«Voici le fait. Pendant bien des siècles, le gouvernement des nations modernes n'a eu pour principe et pour règle que des intérêts privés. Le grand nombre était non-seulement gouverné, mais possédé par le plus petit nombre qui, seul maître de la force, s'attribuait aussi tout le droit. Par degrés, la force s'est répandue hors de l'étroite enceinte où elle résidait; la sphère des richesses, des lumières, de toutes les supériorités réelles s'est élargie. Le droit du petit nombre a été dès lors mis en question, et comme un droit ne peut-être attaqué que par un droit, c'est dans le grand nombre qu'on en a cherché un pour battre en ruine celui du petit nombre. Ainsi est née la théorie de la souveraineté du peuple; elle a été le prétexte rationnel d'une nécessité pratique, un point de ralliement offert aux forces matérielles par suite du déplacement des forces morales, et pour terminer, au nom d'une idée, une question de pouvoir déjà résolue dans le fait. C'est une expression simple, active, provoquante, un cri de guerre, le signal de quelque grande métamorphose sociale, une théorie de circonstance et de transition.»
Au centre.--Très-bien! très-bien!
M. le ministre de l'instruction publique.--Je continuerai la lecture si la Chambre le désire.
Au centre.--Oui, oui, lisez!
M. le ministre de l'instruction publique.--Je demande à la Chambre la permission de lui lire une seule phrase dans laquelle je résume mon opinion sur le sens raisonnable que j'attache à la souveraineté du peuple.
Voix nombreuses.--Oui! continuez!
M. le ministre de l'instruction publique, lisant.--«Que la révolution soit finie, et sa victoire assurée, on parlera encore de la souveraineté du peuple; mais par là on désignera et on réclamera simplement le gouvernement des intérêts généraux, par opposition au gouvernement de tels ou tels intérêts prives. C'est, en effet, tout ce qu'entendent par ces mots les hommes mêmes qui se croient le plus fermement attachés à la théorie. Pressez-les de la ramener à des termes précis, de l'adopter dans sa rigueur; ils céderont de poste en poste, ils se perdront en explications, en palliatifs, en détours; et cette prétendue souveraineté du peuple, si terrible par les souvenirs de guerre qui s'attachent à son nom, se réduira, dans leurs propres mains, à n'être plus que la domination sûre et régulière des intérêts dominants en effet dans le nouvel ordre social.»

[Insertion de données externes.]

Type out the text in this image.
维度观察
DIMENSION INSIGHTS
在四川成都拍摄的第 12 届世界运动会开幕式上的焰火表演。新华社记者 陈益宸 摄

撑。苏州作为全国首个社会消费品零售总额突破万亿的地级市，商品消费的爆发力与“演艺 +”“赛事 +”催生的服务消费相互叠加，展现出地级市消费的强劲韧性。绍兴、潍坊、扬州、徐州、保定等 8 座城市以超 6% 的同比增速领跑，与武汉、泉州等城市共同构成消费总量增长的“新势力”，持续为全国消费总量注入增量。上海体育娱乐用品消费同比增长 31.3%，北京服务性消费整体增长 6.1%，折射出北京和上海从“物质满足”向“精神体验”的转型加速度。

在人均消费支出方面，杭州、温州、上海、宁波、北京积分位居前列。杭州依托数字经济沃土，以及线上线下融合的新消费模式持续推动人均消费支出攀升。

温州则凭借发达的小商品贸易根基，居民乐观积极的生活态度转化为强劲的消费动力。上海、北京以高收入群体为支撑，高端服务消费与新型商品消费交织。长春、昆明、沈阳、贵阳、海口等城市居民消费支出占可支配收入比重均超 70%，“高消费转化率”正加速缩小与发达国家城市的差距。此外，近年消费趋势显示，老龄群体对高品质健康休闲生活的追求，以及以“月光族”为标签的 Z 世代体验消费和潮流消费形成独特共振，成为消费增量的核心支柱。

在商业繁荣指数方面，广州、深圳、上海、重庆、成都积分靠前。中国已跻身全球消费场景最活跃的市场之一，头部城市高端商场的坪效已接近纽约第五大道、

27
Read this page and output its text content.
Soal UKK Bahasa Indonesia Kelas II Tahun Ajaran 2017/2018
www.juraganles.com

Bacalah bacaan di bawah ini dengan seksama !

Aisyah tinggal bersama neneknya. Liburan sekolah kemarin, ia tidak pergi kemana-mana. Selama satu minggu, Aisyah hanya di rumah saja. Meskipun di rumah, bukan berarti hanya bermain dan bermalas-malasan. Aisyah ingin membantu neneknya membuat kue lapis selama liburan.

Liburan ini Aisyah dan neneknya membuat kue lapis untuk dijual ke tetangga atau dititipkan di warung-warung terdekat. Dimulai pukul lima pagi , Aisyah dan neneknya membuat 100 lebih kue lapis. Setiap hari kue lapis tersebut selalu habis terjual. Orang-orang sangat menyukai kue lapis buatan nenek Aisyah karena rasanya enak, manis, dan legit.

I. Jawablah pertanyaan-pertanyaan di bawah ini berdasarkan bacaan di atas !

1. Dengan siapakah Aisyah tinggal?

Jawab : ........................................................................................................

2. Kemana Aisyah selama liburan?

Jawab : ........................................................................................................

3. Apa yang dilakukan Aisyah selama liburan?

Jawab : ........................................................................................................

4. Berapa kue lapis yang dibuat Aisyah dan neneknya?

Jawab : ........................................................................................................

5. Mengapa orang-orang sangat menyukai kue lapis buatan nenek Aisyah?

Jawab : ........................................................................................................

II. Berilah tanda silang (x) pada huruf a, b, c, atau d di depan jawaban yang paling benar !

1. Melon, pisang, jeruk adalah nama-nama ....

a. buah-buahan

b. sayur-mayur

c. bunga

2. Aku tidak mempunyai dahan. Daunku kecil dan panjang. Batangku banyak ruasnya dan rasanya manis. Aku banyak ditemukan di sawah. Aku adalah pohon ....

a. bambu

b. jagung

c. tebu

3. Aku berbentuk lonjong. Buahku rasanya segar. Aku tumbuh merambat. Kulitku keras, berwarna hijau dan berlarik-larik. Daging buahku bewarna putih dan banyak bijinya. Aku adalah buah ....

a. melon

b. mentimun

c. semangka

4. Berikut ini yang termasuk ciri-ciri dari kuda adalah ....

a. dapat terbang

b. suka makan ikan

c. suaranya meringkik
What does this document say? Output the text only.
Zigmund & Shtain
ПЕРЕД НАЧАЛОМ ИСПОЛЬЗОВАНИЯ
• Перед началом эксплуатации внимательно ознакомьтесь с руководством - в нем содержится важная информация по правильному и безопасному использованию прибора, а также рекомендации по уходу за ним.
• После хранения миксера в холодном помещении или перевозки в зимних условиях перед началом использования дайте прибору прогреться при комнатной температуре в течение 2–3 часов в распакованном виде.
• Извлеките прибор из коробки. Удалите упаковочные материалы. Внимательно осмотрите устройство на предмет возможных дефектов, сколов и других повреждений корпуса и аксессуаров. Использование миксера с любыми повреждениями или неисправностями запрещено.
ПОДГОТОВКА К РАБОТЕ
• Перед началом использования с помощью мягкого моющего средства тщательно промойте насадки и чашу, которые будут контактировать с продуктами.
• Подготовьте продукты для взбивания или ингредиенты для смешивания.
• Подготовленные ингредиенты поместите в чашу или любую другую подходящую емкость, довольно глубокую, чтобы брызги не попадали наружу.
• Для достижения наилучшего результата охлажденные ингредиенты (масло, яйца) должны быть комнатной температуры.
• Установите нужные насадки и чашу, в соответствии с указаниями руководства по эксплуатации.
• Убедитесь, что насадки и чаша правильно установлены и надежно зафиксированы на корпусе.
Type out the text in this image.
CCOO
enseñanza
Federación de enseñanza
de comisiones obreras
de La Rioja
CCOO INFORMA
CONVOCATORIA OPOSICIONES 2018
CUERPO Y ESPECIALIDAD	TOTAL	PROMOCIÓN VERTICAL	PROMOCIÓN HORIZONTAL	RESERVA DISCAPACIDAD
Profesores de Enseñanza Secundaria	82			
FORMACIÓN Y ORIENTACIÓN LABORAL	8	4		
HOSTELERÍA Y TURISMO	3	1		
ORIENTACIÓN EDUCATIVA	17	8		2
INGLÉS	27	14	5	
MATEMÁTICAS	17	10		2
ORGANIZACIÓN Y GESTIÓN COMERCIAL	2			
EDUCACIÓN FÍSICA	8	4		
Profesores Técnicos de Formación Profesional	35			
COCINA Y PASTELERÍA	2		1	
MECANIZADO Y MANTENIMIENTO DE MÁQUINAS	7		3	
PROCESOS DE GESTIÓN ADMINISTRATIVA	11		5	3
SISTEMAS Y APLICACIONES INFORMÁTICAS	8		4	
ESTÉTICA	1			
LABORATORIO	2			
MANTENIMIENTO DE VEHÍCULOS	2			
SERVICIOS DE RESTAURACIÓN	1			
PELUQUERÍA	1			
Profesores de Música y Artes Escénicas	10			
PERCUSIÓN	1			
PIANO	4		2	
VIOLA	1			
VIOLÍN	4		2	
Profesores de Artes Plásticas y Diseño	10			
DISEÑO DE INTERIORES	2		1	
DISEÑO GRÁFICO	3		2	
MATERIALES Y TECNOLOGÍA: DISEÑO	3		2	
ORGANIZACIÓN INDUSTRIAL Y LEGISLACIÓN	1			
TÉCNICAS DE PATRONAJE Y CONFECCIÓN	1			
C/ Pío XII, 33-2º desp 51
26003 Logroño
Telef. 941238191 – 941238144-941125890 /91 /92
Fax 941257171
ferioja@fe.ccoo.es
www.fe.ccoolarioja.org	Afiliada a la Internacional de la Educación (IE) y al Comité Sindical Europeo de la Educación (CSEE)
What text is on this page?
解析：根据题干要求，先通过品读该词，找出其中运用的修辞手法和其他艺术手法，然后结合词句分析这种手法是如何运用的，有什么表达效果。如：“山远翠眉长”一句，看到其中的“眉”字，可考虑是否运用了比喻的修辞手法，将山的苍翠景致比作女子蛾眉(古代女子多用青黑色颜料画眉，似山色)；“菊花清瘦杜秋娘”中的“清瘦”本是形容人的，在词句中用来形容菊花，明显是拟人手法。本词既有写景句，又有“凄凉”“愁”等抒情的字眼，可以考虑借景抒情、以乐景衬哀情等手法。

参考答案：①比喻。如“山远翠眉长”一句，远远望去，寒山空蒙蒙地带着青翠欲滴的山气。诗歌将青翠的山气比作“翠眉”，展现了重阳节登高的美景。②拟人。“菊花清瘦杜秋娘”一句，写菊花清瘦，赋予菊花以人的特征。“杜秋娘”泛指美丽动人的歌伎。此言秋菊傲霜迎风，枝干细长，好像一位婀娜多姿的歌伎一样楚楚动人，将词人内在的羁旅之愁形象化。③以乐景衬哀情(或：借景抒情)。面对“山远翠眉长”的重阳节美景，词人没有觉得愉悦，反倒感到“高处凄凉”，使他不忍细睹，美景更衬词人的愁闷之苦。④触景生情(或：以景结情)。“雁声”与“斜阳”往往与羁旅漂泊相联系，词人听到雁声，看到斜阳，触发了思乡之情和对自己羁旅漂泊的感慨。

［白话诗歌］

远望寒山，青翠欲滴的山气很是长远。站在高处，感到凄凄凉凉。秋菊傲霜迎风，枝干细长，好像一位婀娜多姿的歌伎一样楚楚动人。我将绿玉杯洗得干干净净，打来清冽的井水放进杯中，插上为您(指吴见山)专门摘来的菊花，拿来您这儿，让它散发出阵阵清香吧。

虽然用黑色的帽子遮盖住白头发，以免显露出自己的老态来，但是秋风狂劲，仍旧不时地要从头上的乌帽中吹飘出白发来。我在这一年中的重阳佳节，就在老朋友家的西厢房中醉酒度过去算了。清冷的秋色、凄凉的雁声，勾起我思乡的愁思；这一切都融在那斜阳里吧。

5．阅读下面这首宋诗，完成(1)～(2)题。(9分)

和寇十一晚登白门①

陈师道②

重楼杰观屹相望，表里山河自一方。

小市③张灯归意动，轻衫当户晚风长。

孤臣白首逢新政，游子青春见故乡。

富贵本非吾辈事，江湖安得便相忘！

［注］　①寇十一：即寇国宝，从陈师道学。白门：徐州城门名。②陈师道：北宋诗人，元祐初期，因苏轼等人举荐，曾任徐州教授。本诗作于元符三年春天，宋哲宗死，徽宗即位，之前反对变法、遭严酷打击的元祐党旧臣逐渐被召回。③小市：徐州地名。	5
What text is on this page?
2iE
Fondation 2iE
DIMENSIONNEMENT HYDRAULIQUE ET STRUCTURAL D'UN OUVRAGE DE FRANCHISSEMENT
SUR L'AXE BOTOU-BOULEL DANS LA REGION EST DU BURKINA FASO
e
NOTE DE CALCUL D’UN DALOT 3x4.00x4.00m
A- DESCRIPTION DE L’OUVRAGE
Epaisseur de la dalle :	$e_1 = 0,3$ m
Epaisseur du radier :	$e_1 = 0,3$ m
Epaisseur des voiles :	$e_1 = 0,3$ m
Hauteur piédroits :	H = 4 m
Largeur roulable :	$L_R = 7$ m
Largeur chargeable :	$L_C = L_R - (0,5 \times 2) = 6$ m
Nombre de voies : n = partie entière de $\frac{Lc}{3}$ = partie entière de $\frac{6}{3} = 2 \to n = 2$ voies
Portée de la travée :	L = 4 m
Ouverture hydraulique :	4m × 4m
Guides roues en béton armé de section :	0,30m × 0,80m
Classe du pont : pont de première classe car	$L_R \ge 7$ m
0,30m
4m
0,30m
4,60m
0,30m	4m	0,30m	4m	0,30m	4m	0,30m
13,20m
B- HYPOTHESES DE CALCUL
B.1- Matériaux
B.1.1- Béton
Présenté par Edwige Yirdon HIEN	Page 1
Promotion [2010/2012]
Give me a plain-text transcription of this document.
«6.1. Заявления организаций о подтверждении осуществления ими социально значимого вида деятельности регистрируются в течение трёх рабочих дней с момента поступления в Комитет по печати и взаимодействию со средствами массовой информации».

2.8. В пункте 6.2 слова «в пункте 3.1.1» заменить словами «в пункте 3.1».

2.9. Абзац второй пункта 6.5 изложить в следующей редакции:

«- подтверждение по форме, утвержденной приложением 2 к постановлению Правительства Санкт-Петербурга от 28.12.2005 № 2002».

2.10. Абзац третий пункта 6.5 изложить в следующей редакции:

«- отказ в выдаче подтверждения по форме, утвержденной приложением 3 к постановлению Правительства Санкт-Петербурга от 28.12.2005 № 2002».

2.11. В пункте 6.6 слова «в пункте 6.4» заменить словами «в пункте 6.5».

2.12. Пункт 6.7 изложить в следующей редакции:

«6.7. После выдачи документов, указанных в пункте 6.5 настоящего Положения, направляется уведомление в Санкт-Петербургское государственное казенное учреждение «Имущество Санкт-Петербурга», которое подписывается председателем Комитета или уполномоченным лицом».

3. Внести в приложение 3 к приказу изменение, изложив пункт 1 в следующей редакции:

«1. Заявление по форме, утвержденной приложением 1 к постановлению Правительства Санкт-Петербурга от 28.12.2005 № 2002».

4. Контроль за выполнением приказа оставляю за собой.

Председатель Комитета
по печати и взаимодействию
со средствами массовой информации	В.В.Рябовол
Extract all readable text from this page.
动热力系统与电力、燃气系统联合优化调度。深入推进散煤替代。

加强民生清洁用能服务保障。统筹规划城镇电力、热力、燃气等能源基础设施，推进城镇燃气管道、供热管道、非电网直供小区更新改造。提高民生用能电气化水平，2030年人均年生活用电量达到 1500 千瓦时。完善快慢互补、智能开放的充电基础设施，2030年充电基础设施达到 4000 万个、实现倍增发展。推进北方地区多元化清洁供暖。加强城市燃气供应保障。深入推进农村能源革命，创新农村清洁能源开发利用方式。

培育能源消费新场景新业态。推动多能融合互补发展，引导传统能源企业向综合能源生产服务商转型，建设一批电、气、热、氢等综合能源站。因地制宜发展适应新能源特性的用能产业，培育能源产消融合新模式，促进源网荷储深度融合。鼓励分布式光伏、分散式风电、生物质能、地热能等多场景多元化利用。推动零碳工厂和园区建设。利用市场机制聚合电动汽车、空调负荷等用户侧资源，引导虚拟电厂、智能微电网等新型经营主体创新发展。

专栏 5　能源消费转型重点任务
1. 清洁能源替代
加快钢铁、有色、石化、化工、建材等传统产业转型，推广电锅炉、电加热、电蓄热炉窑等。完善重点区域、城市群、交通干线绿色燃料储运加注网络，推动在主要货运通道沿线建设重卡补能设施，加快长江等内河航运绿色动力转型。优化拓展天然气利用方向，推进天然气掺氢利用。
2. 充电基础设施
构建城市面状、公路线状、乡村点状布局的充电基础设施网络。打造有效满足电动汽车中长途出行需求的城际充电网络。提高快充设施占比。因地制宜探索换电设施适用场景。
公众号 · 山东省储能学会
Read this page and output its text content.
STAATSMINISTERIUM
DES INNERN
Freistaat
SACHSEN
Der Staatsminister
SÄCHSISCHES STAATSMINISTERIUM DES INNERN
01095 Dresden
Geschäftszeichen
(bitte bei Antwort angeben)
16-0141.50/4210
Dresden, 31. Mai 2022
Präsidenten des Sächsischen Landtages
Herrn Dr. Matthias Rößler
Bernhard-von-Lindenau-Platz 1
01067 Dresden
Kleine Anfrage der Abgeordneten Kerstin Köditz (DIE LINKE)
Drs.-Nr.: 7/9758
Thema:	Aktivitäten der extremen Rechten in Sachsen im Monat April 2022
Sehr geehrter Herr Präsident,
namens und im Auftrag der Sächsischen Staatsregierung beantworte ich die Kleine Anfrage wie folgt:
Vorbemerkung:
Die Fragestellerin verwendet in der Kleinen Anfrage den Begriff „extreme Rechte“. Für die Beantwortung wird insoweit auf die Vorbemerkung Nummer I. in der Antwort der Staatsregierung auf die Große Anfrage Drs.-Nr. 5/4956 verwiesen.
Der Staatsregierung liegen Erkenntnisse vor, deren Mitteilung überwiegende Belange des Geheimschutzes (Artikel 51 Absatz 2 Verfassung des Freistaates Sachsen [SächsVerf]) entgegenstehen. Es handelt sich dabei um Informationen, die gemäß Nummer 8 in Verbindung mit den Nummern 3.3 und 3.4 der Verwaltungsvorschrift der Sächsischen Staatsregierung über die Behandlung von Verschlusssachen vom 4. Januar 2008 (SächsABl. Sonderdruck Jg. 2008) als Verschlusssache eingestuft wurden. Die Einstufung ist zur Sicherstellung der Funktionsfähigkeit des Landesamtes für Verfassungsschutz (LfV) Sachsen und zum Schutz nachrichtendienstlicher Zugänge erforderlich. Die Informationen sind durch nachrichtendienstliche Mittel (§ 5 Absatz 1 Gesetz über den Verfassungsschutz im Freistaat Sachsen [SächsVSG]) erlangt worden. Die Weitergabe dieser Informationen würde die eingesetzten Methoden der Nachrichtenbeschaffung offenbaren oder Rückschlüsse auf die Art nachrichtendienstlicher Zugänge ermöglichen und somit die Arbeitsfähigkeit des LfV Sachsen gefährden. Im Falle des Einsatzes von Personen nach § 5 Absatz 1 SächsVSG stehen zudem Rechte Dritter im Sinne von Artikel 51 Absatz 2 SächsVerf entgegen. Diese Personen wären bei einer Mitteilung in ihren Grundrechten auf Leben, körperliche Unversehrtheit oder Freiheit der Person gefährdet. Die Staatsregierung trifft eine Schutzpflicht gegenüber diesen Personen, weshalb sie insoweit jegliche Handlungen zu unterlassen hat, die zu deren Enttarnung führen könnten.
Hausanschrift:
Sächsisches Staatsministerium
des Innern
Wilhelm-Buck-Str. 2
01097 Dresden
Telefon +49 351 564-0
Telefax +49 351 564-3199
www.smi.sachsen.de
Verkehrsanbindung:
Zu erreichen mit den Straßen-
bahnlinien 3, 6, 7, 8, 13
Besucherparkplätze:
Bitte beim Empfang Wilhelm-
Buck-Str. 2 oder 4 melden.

Aux centres.--Très-bien! très-bien! nous n'avons pas d'autres doctrines, nous n'avons pas d'autres principes.
M. le ministre de l'instruction publique.--La Chambre me permettra de n'ajouter aucune conclusion à ce que je viens de dire; ce que je pensais alors, je le pense aujourd'hui, et je crois que c'est sur la souveraineté nationale ainsi entendue que repose notre gouvernement.
De nombreux applaudissements succèdent à ce discours.